Snapchat owner’s earnings miss predictions, shifts focus to user growth in ‘monetizable’ markets such as North America and Europe.
Snapchat’s owner narrowly falls short of Wall Street’s expectations amidst a slowdown in digital advertising. Shares in the social media firm plunged by almost a third. While Snap expressed being “encouraged by the progress we are making,” it attributed factors like the Middle East conflict impacting its business.
Snap’s revenue increased by 5% to $1.36 billion in the three months ending December 31, falling short of analysts’ expectations of $1.38 billion. Net losses decreased from $288 million to $248 million.

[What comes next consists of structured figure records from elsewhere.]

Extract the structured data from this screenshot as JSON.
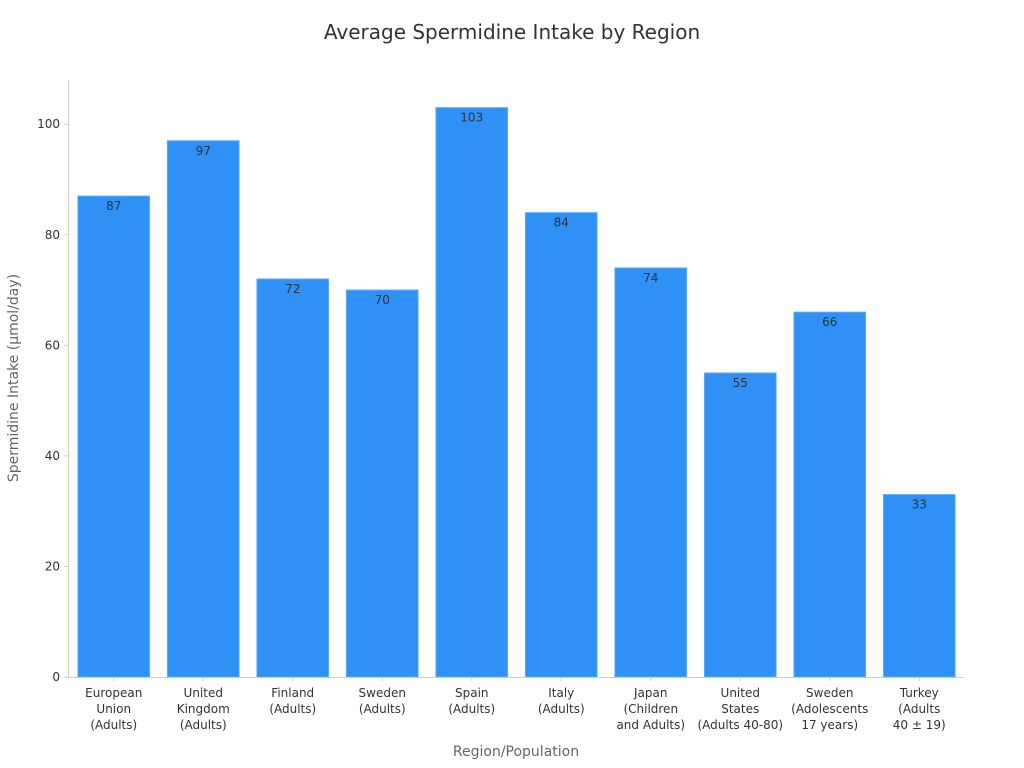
{
  "chart_data": {
    "type": "bar",
    "title": "Average Spermidine Intake by Region",
    "xlabel": "Region/Population",
    "ylabel": "Spermidine Intake (µmol/day)",
    "ylim": [
      0,
      108
    ],
    "yticks": [
      0,
      20,
      40,
      60,
      80,
      100
    ],
    "grid": false,
    "bar_color": "#2f91f5",
    "categories": [
      [
        "European",
        "Union",
        "(Adults)"
      ],
      [
        "United",
        "Kingdom",
        "(Adults)"
      ],
      [
        "Finland",
        "(Adults)"
      ],
      [
        "Sweden",
        "(Adults)"
      ],
      [
        "Spain",
        "(Adults)"
      ],
      [
        "Italy",
        "(Adults)"
      ],
      [
        "Japan",
        "(Children",
        "and Adults)"
      ],
      [
        "United",
        "States",
        "(Adults 40-80)"
      ],
      [
        "Sweden",
        "(Adolescents",
        "17 years)"
      ],
      [
        "Turkey",
        "(Adults",
        "40 ± 19)"
      ]
    ],
    "values": [
      87,
      97,
      72,
      70,
      103,
      84,
      74,
      55,
      66,
      33
    ]
  }
}
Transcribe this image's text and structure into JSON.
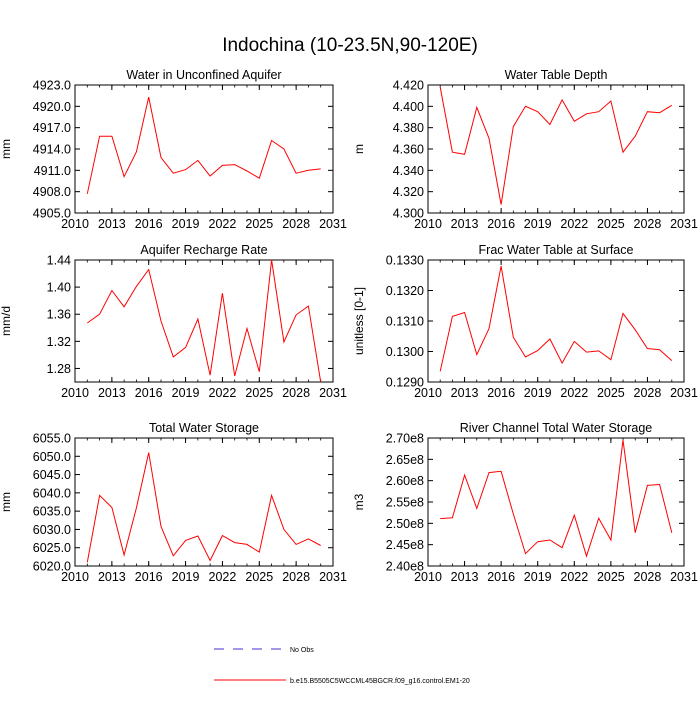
{
  "page_title": "Indochina (10-23.5N,90-120E)",
  "colors": {
    "model_line": "#ff0000",
    "obs_line": "#4b2bd0",
    "axis": "#000000"
  },
  "legend": [
    {
      "label": "No Obs",
      "style": "dashed",
      "color": "#4b2bd0"
    },
    {
      "label": "b.e15.B5505C5WCCML45BGCR.f09_g16.control.EM1-20",
      "style": "solid",
      "color": "#ff0000"
    }
  ],
  "chart_data": [
    {
      "type": "line",
      "title": "Water in Unconfined Aquifer",
      "ylabel": "mm",
      "xlabel": "",
      "xlim": [
        2010,
        2031
      ],
      "xticks": [
        2010,
        2013,
        2016,
        2019,
        2022,
        2025,
        2028,
        2031
      ],
      "ylim": [
        4905.0,
        4923.0
      ],
      "yticks": [
        4905.0,
        4908.0,
        4911.0,
        4914.0,
        4917.0,
        4920.0,
        4923.0
      ],
      "ytick_labels": [
        "4905.0",
        "4908.0",
        "4911.0",
        "4914.0",
        "4917.0",
        "4920.0",
        "4923.0"
      ],
      "x": [
        2011,
        2012,
        2013,
        2014,
        2015,
        2016,
        2017,
        2018,
        2019,
        2020,
        2021,
        2022,
        2023,
        2024,
        2025,
        2026,
        2027,
        2028,
        2029,
        2030
      ],
      "series": [
        {
          "name": "b.e15.B5505C5WCCML45BGCR.f09_g16.control.EM1-20",
          "values": [
            4907.7,
            4915.8,
            4915.8,
            4910.1,
            4913.6,
            4921.3,
            4912.8,
            4910.6,
            4911.1,
            4912.4,
            4910.2,
            4911.7,
            4911.8,
            4910.9,
            4909.9,
            4915.2,
            4914.0,
            4910.6,
            4911.0,
            4911.2
          ]
        }
      ]
    },
    {
      "type": "line",
      "title": "Water Table Depth",
      "ylabel": "m",
      "xlabel": "",
      "xlim": [
        2010,
        2031
      ],
      "xticks": [
        2010,
        2013,
        2016,
        2019,
        2022,
        2025,
        2028,
        2031
      ],
      "ylim": [
        4.3,
        4.42
      ],
      "yticks": [
        4.3,
        4.32,
        4.34,
        4.36,
        4.38,
        4.4,
        4.42
      ],
      "ytick_labels": [
        "4.300",
        "4.320",
        "4.340",
        "4.360",
        "4.380",
        "4.400",
        "4.420"
      ],
      "x": [
        2011,
        2012,
        2013,
        2014,
        2015,
        2016,
        2017,
        2018,
        2019,
        2020,
        2021,
        2022,
        2023,
        2024,
        2025,
        2026,
        2027,
        2028,
        2029,
        2030
      ],
      "series": [
        {
          "name": "b.e15.B5505C5WCCML45BGCR.f09_g16.control.EM1-20",
          "values": [
            4.418,
            4.357,
            4.355,
            4.399,
            4.37,
            4.308,
            4.381,
            4.4,
            4.395,
            4.383,
            4.406,
            4.386,
            4.393,
            4.395,
            4.405,
            4.357,
            4.372,
            4.395,
            4.394,
            4.401
          ]
        }
      ]
    },
    {
      "type": "line",
      "title": "Aquifer Recharge Rate",
      "ylabel": "mm/d",
      "xlabel": "",
      "xlim": [
        2010,
        2031
      ],
      "xticks": [
        2010,
        2013,
        2016,
        2019,
        2022,
        2025,
        2028,
        2031
      ],
      "ylim": [
        1.26,
        1.44
      ],
      "yticks": [
        1.28,
        1.32,
        1.36,
        1.4,
        1.44
      ],
      "ytick_labels": [
        "1.28",
        "1.32",
        "1.36",
        "1.40",
        "1.44"
      ],
      "x": [
        2011,
        2012,
        2013,
        2014,
        2015,
        2016,
        2017,
        2018,
        2019,
        2020,
        2021,
        2022,
        2023,
        2024,
        2025,
        2026,
        2027,
        2028,
        2029,
        2030
      ],
      "series": [
        {
          "name": "b.e15.B5505C5WCCML45BGCR.f09_g16.control.EM1-20",
          "values": [
            1.347,
            1.36,
            1.395,
            1.371,
            1.401,
            1.426,
            1.35,
            1.297,
            1.311,
            1.353,
            1.27,
            1.391,
            1.269,
            1.339,
            1.275,
            1.44,
            1.319,
            1.359,
            1.372,
            1.26
          ]
        }
      ]
    },
    {
      "type": "line",
      "title": "Frac Water Table at Surface",
      "ylabel": "unitless [0-1]",
      "xlabel": "",
      "xlim": [
        2010,
        2031
      ],
      "xticks": [
        2010,
        2013,
        2016,
        2019,
        2022,
        2025,
        2028,
        2031
      ],
      "ylim": [
        0.129,
        0.133
      ],
      "yticks": [
        0.129,
        0.13,
        0.131,
        0.132,
        0.133
      ],
      "ytick_labels": [
        "0.1290",
        "0.1300",
        "0.1310",
        "0.1320",
        "0.1330"
      ],
      "x": [
        2011,
        2012,
        2013,
        2014,
        2015,
        2016,
        2017,
        2018,
        2019,
        2020,
        2021,
        2022,
        2023,
        2024,
        2025,
        2026,
        2027,
        2028,
        2029,
        2030
      ],
      "series": [
        {
          "name": "b.e15.B5505C5WCCML45BGCR.f09_g16.control.EM1-20",
          "values": [
            0.12935,
            0.13115,
            0.13128,
            0.1299,
            0.13075,
            0.1328,
            0.13047,
            0.12982,
            0.13003,
            0.13041,
            0.12962,
            0.13033,
            0.12998,
            0.13002,
            0.12973,
            0.13125,
            0.13071,
            0.1301,
            0.13006,
            0.1297
          ]
        }
      ]
    },
    {
      "type": "line",
      "title": "Total Water Storage",
      "ylabel": "mm",
      "xlabel": "",
      "xlim": [
        2010,
        2031
      ],
      "xticks": [
        2010,
        2013,
        2016,
        2019,
        2022,
        2025,
        2028,
        2031
      ],
      "ylim": [
        6020.0,
        6055.0
      ],
      "yticks": [
        6020.0,
        6025.0,
        6030.0,
        6035.0,
        6040.0,
        6045.0,
        6050.0,
        6055.0
      ],
      "ytick_labels": [
        "6020.0",
        "6025.0",
        "6030.0",
        "6035.0",
        "6040.0",
        "6045.0",
        "6050.0",
        "6055.0"
      ],
      "x": [
        2011,
        2012,
        2013,
        2014,
        2015,
        2016,
        2017,
        2018,
        2019,
        2020,
        2021,
        2022,
        2023,
        2024,
        2025,
        2026,
        2027,
        2028,
        2029,
        2030
      ],
      "series": [
        {
          "name": "b.e15.B5505C5WCCML45BGCR.f09_g16.control.EM1-20",
          "values": [
            6021.0,
            6039.3,
            6036.0,
            6023.0,
            6035.9,
            6051.0,
            6030.8,
            6022.8,
            6027.0,
            6028.2,
            6021.5,
            6028.3,
            6026.4,
            6025.9,
            6023.8,
            6039.3,
            6030.0,
            6025.9,
            6027.4,
            6025.6
          ]
        }
      ]
    },
    {
      "type": "line",
      "title": "River Channel Total Water Storage",
      "ylabel": "m3",
      "xlabel": "",
      "xlim": [
        2010,
        2031
      ],
      "xticks": [
        2010,
        2013,
        2016,
        2019,
        2022,
        2025,
        2028,
        2031
      ],
      "ylim": [
        240000000,
        270000000
      ],
      "yticks": [
        240000000,
        245000000,
        250000000,
        255000000,
        260000000,
        265000000,
        270000000
      ],
      "ytick_labels": [
        "2.40e8",
        "2.45e8",
        "2.50e8",
        "2.55e8",
        "2.60e8",
        "2.65e8",
        "2.70e8"
      ],
      "x": [
        2011,
        2012,
        2013,
        2014,
        2015,
        2016,
        2017,
        2018,
        2019,
        2020,
        2021,
        2022,
        2023,
        2024,
        2025,
        2026,
        2027,
        2028,
        2029,
        2030
      ],
      "series": [
        {
          "name": "b.e15.B5505C5WCCML45BGCR.f09_g16.control.EM1-20",
          "values": [
            251100000,
            251300000,
            261300000,
            253500000,
            261900000,
            262200000,
            252200000,
            242900000,
            245700000,
            246100000,
            244300000,
            251900000,
            242300000,
            251200000,
            246100000,
            269500000,
            247800000,
            258900000,
            259100000,
            247800000
          ]
        }
      ]
    }
  ]
}
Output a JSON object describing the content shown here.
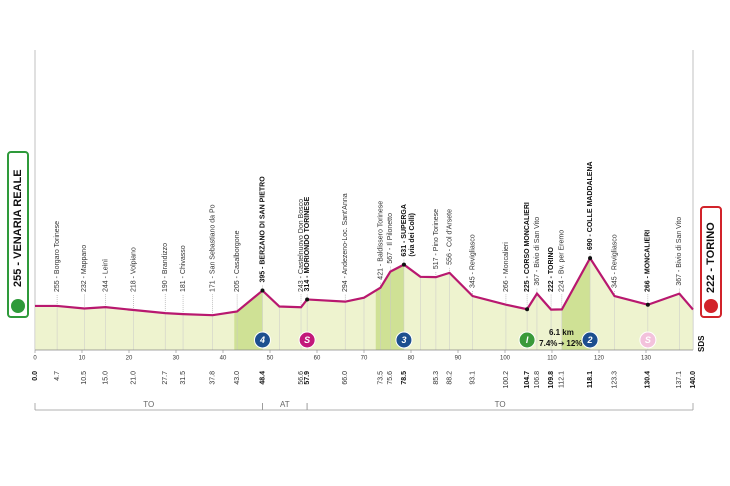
{
  "chart_data": {
    "type": "area",
    "start": "255 - VENARIA REALE",
    "finish": "222 - TORINO",
    "logo": "SDS",
    "x": [
      0,
      4.7,
      10.5,
      15,
      21,
      27.7,
      31.5,
      37.8,
      43,
      48.4,
      52,
      56.6,
      57.9,
      66,
      70,
      73.5,
      75.6,
      78.5,
      82,
      85.3,
      88.2,
      93.1,
      100.2,
      104.7,
      106.8,
      109.8,
      112.1,
      118.1,
      123.3,
      130.4,
      137.1,
      140
    ],
    "values": [
      255,
      255,
      232,
      244,
      218,
      190,
      181,
      171,
      205,
      395,
      250,
      243,
      314,
      294,
      330,
      421,
      567,
      631,
      520,
      517,
      556,
      345,
      266,
      225,
      367,
      222,
      224,
      690,
      345,
      266,
      367,
      222
    ],
    "labels": [
      null,
      "255 - Borgaro Torinese",
      "232 - Mappano",
      "244 - Leinì",
      "218 - Volpiano",
      "190 - Brandizzo",
      "181 - Chivasso",
      "171 - San Sebastiano da Po",
      "205 - Casalborgone",
      "395 - BERZANO DI SAN PIETRO",
      null,
      "243 - Castelnuovo Don Bosco",
      "314 - MORIONDO TORINESE",
      "294 - Andezeno-Loc. Sant'Anna",
      null,
      "421 - Baldissero Torinese",
      "567 - Il Pilonetto",
      "631 - SUPERGA",
      null,
      "517 - Pino Torinese",
      "556 - Col d'Arsete",
      "345 - Revigliasco",
      "266 - Moncalieri",
      "225 - CORSO MONCALIERI",
      "367 - Bivio di San Vito",
      "222 - TORINO",
      "224 - Bv. per Eremo",
      "690 - COLLE MADDALENA",
      "345 - Revigliasco",
      "266 - MONCALIERI",
      "367 - Bivio di San Vito",
      null
    ],
    "superga_note": "(via dei Colli)",
    "xticks": [
      {
        "value": 0,
        "label": "0.0"
      },
      4.7,
      10.5,
      {
        "value": 15,
        "label": "15.0"
      },
      {
        "value": 21,
        "label": "21.0"
      },
      27.7,
      31.5,
      37.8,
      {
        "value": 43,
        "label": "43.0"
      },
      48.4,
      56.6,
      57.9,
      {
        "value": 66,
        "label": "66.0"
      },
      73.5,
      75.6,
      78.5,
      85.3,
      88.2,
      93.1,
      100.2,
      104.7,
      106.8,
      109.8,
      112.1,
      118.1,
      123.3,
      130.4,
      137.1,
      {
        "value": 140,
        "label": "140.0"
      }
    ],
    "scale_ticks": [
      0,
      10,
      20,
      30,
      40,
      50,
      60,
      70,
      80,
      90,
      100,
      110,
      120,
      130
    ],
    "xlim": [
      0,
      140
    ],
    "ylim": [
      0,
      800
    ],
    "color": "#b8186f",
    "fill": "#eef3cf",
    "climb_fill": "#cfe195",
    "badges": [
      {
        "km": 48.4,
        "text": "4",
        "color": "#1d4f8f",
        "climb": true
      },
      {
        "km": 57.9,
        "text": "S",
        "color": "#c2187a",
        "climb": false
      },
      {
        "km": 78.5,
        "text": "3",
        "color": "#1d4f8f",
        "climb": true
      },
      {
        "km": 104.7,
        "text": "I",
        "color": "#3a9a3a",
        "climb": false
      },
      {
        "km": 118.1,
        "text": "2",
        "color": "#1d4f8f",
        "climb": true
      },
      {
        "km": 130.4,
        "text": "S",
        "color": "#f3c2dc",
        "climb": false
      }
    ],
    "climb_note": {
      "km": 112,
      "length": "6.1 km",
      "avg": "7.4%",
      "max": "12%"
    },
    "sectors": [
      {
        "name": "TO",
        "start": 0,
        "end": 48.4
      },
      {
        "name": "AT",
        "start": 48.4,
        "end": 57.9
      },
      {
        "name": "TO",
        "start": 57.9,
        "end": 140
      }
    ]
  }
}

Investor concerns about its growth persisted. The company projected revenue in the current quarter to range between $1.1 billion and $1.14 billion, slightly below analysts’ expectations of about $1.1 billion.
During after-hours trading in New York, Snap’s stock plummeted by 30% to $12.21.
Alphabet, the parent company of Google and YouTube, and Meta Platforms, the parent company of Facebook and Instagram, the world’s two largest advertisers, have been performing better, while smaller market players continue to struggle.
Snap, headquartered in Santa Monica, California, ended 2023 with approximately 414 million daily active users and anticipates this number to increase to 420 million in the first quarter.
The company informed investors on Tuesday that it is shifting “more of our focus toward user growth and deepening engagement in our most highly monetizable geographies, including North America and Europe.”
Evan Spiegel, CEO of Snap, stated, “2023 was a pivotal year for Snap, as we transformed our advertising business and continued to expand our global community, reaching 414 million daily active users. It has 7 million subscribers who pay for its Snapchat+ premium product.
Snapchat strengthens connections with friends, family, and the wider world, offering a distinctive value proposition that serves as a solid foundation for our long-term business growth.